Why tech pioneers are divided over AI

Photo: AFP
Photo: AFP


Historian and writer Yuval Noah Harari, who has been consistent in his criticism of AI says he’s not sure if humans can survive AI

Tech experts led by OpenAI CEO Sam Altman, whose ChatGPT broke the internet are insisting that the very technology they helped nurture should now be heavily controlled, citing pandemics and nuclear war. Is this a case of fear of the future? Mint explores:

Who exactly is worried about AI?

Historian and writer Yuval Noah Harari, who has been consistent in his criticism of AI says he’s not sure if humans can survive AI. He is one of thousands of thinkers and others including Elon Musk, Yoshua Bengio, Gary Marcus and Andrew Yang, who have called for a six-month moratorium on training systems “more powerful than GPT-4". On 30 May, a large number of technology experts reiterated their view that “mitigating the risk of extinction from AI should be a global priority". Ironically, some of these very experts were singing the praises of Generative AI until a couple of months ago.

What do these experts fear about AI?

Centre for Humane Technology authors Tristen Harris and Aza Raskin underscore that the strength of Generative AI is that it can treat everything as a language—even the DNA that makes us unique. This implies that an advancement in any one part of the AI world can have an impact in every part of the AI world, creating a network effect. There’s no ignoring the fact that the Generative AI treadmill is moving at a furious pace: ChatGPT alone has more than 100 million users. Further, AI is now able to write codes on its own. All of this has prompted calls for local and global guardrails.

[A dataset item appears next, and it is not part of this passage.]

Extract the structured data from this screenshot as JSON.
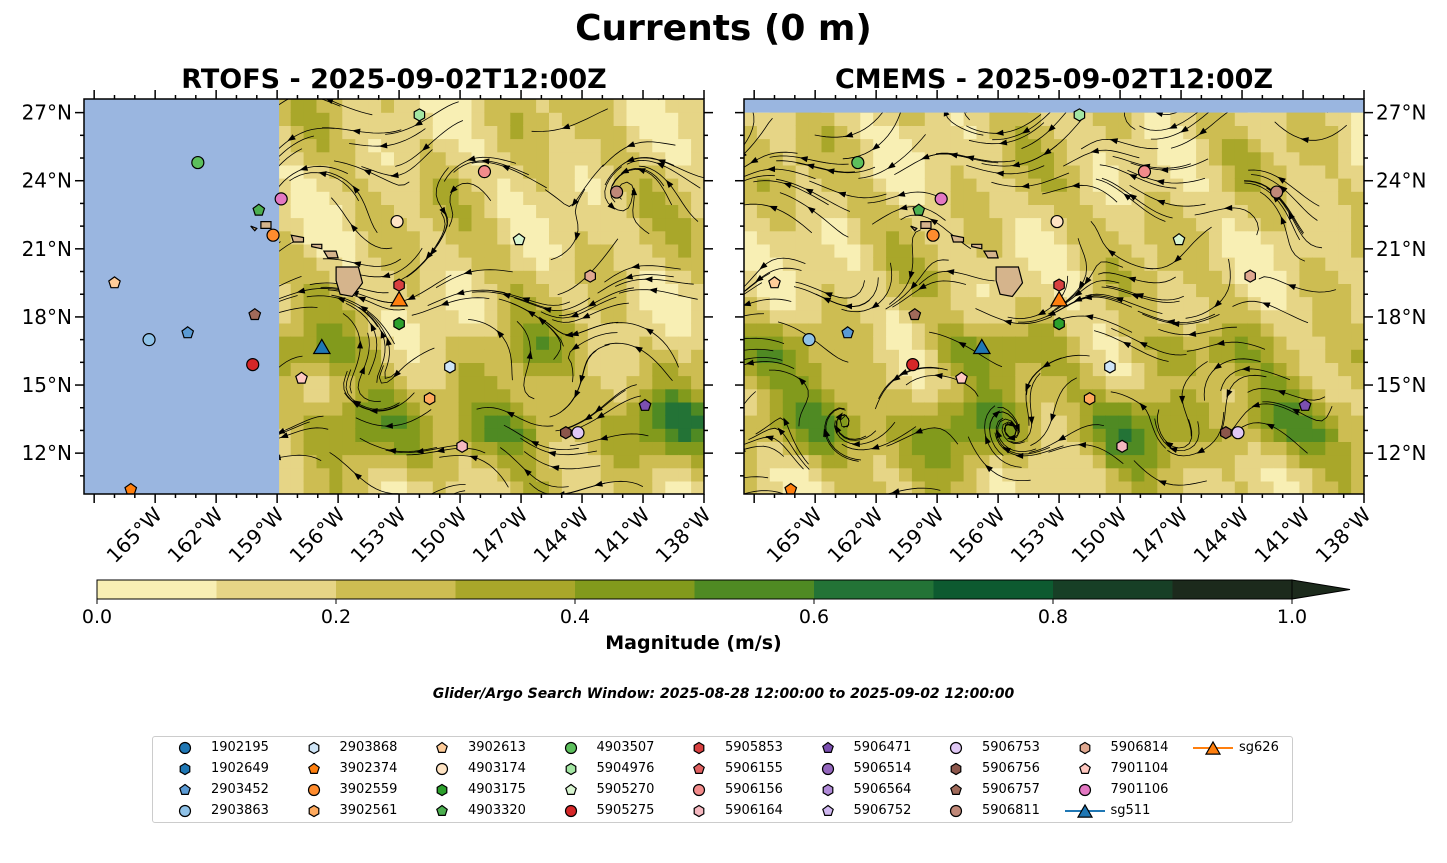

Are there experts who disagree?

Reacting to the AI backlash, Christopher Manning, director at StanfordAILab, tweeted on 31 May that AI risks and harms can be minimized with “careful engineering" and regulation. Yann LeCun, chief AI scientist at Meta and the so-called “godfather" of AI, also supports this line of thinking. He responded with a cryptic tweet: “The silent majority of AI".

Can generative AI reason and think?

Generative AI refers to AI models like ChatGPT, Dall-E, Mid-Journey, BingChat, etc which can create text, images, videos and code. Philip Goff, associate professor of philosophy at Durham University, argues that while large language models (LLMs) are too complex for us to fully understand, “…we can confidently assert that ChatGPT is not conscious". LLMs are systems trained to give the outward appearance of human intelligence but are not so in reality. Not all will agree with his assessment.

What’s the trend in AI regulation?

Governments want AI to address data privacy, security, algorithmic transparency, bias, diversity and accountability. Canada’s rules include standardizing AI design and development of private companies across provinces and territories. The US AI Bill of Rights calls for greater data privacy but is not binding. The EU categorizes AI as ‘unacceptable risk’ and ‘minimal risk’. India’s Digital India Act, when notified, is expected to regulate AI and intermediaries that are high-risk AI but there’s no separate legislation for AI so far.